Disposition of leases and reversions

Power of deposition

Both landlords and tenants have legal estates which may pass to others on sale, by way of gift or under the rules of testate or intestate succession. The following is primarily concerned with disposition on sale, but it must be remembered that there are other occasions besides sale on which leases and reversions may pass to new owners.

Sale of the freehold reversions

It is always possible for the owner of the reversion in fee simple to sell his estate in the land. This will be done in the normal manner by conveyance, in the case of unregistered land, and by transfer and registration, in the case of registered land.

Unregistered land

In the case of unregistered land, the purchaser will acquire the fee simple subject to any legal lease which exists, regardless of whether he knew of its existence, for ‘Legal rights are good against the world.’ Thus the purchaser of the fee simple becomes the tenant’s new landlord and takes over most if not all of the original landlord’s rights and duties under the lease.

Registered land

Where the lease is granted for not more than seven years it will be an overriding interest under LRA 2002, Sch 3, para 1 and so will bind the purchaser of the fee simple even if he did not know of it.

If the lease is for more than seven years it must have been registered in order for it to take effect as a legal lease. When this is done the lease will also be noted on the charges register of the landlord’s title, and anyone who takes the landlord’s estate for valuable consideration will take subject to the lease.

Sale of the lease by the tenant

A sale of his leasehold estate by the tenant is also possible. The disposition of a lease is usually called an ‘assignment.’

Express assignment

Since the assignment of a lease is the conveyance or transfer of a legal estate it should be made by deed. This rule applies even to leases for not more than three years, because s. 54(2) provides an exception only for the original grant of such leases and does not apply to assignments.
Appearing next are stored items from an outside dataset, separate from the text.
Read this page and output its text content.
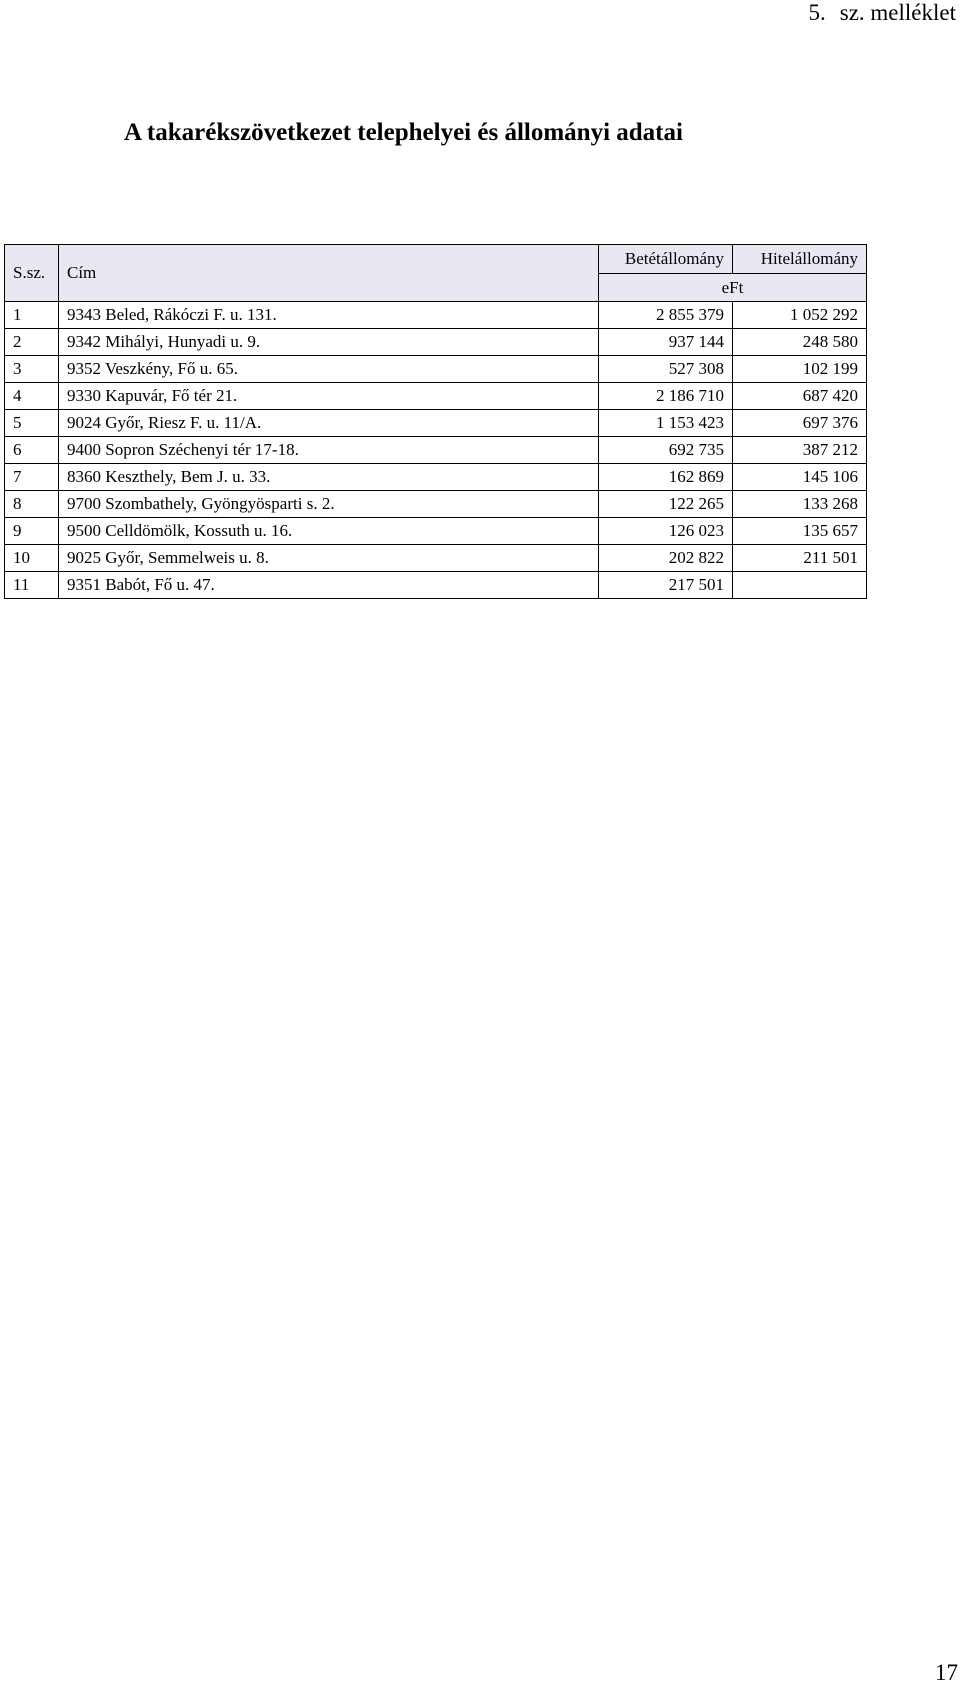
5. sz. melléklet
A takarékszövetkezet telephelyei és állományi adatai
S.sz.	Cím	Betétállomány	Hitelállomány
		eFt	
1	9343 Beled, Rákóczi F. u. 131.	2 855 379	1 052 292
2	9342 Mihályi, Hunyadi u. 9.	937 144	248 580
3	9352 Veszkény, Fő u. 65.	527 308	102 199
4	9330 Kapuvár, Fő tér 21.	2 186 710	687 420
5	9024 Győr, Riesz F. u. 11/A.	1 153 423	697 376
6	9400 Sopron Széchenyi tér 17-18.	692 735	387 212
7	8360 Keszthely, Bem J. u. 33.	162 869	145 106
8	9700 Szombathely, Gyöngyösparti s. 2.	122 265	133 268
9	9500 Celldömölk, Kossuth u. 16.	126 023	135 657
10	9025 Győr, Semmelweis u. 8.	202 822	211 501
11	9351 Babót, Fő u. 47.	217 501	
17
However, a defective assignment will be regarded in equity as a contract to assign, provided that it satisfies the formalities for a contract relating to land. Where such a contract arises, either party may then apply for an order for specific performance in order to effect a full legal assignment. Meanwhile of course, equity ‘regards as done that which ought to be done,’ and will regard the transaction as an equitable assignment. 

Assignment by operation of law

An exception to the requirement for a deed arises in cases in which the assignment takes effect due to operation of law. This can be important in cases in which a tenant purports to grant a sublease of the property but grants a term which is equivalent or greater than, the unexpired portion of his own lease.

If the purported sublease is for not more than three years it will probably have been made orally or in writing. If the effect of the agreement is to transfer the whole remaining term of the head lease to the ‘sublessee’ the result appears to be a valid legal assignment without the use of a deed. Lord Greene MR seems to have accepted this reasoning in the case of Milmo v Carreras [1946] KB 306 at p. 312, on the ground that such as assignment arose by operation of a rule of law and this approach has more recently been followed in Parc (Battersea) Ltd v Hutchinson [1999] 2 EGLR 33. 

Sale of a leasehold reversion  

The owner of a leasehold reversion performs two roles, being at the same time both the tenant of the head lease and the landlord of the sublease. Thus the sale of his estate must involve a consideration of the rules relating to both a lease and a reversion; the assignment of his lease must take the form described above, while the question of whether his purchaser takes subject to the sublease depends on principles similar to those relevant to the sale of the freehold reversion.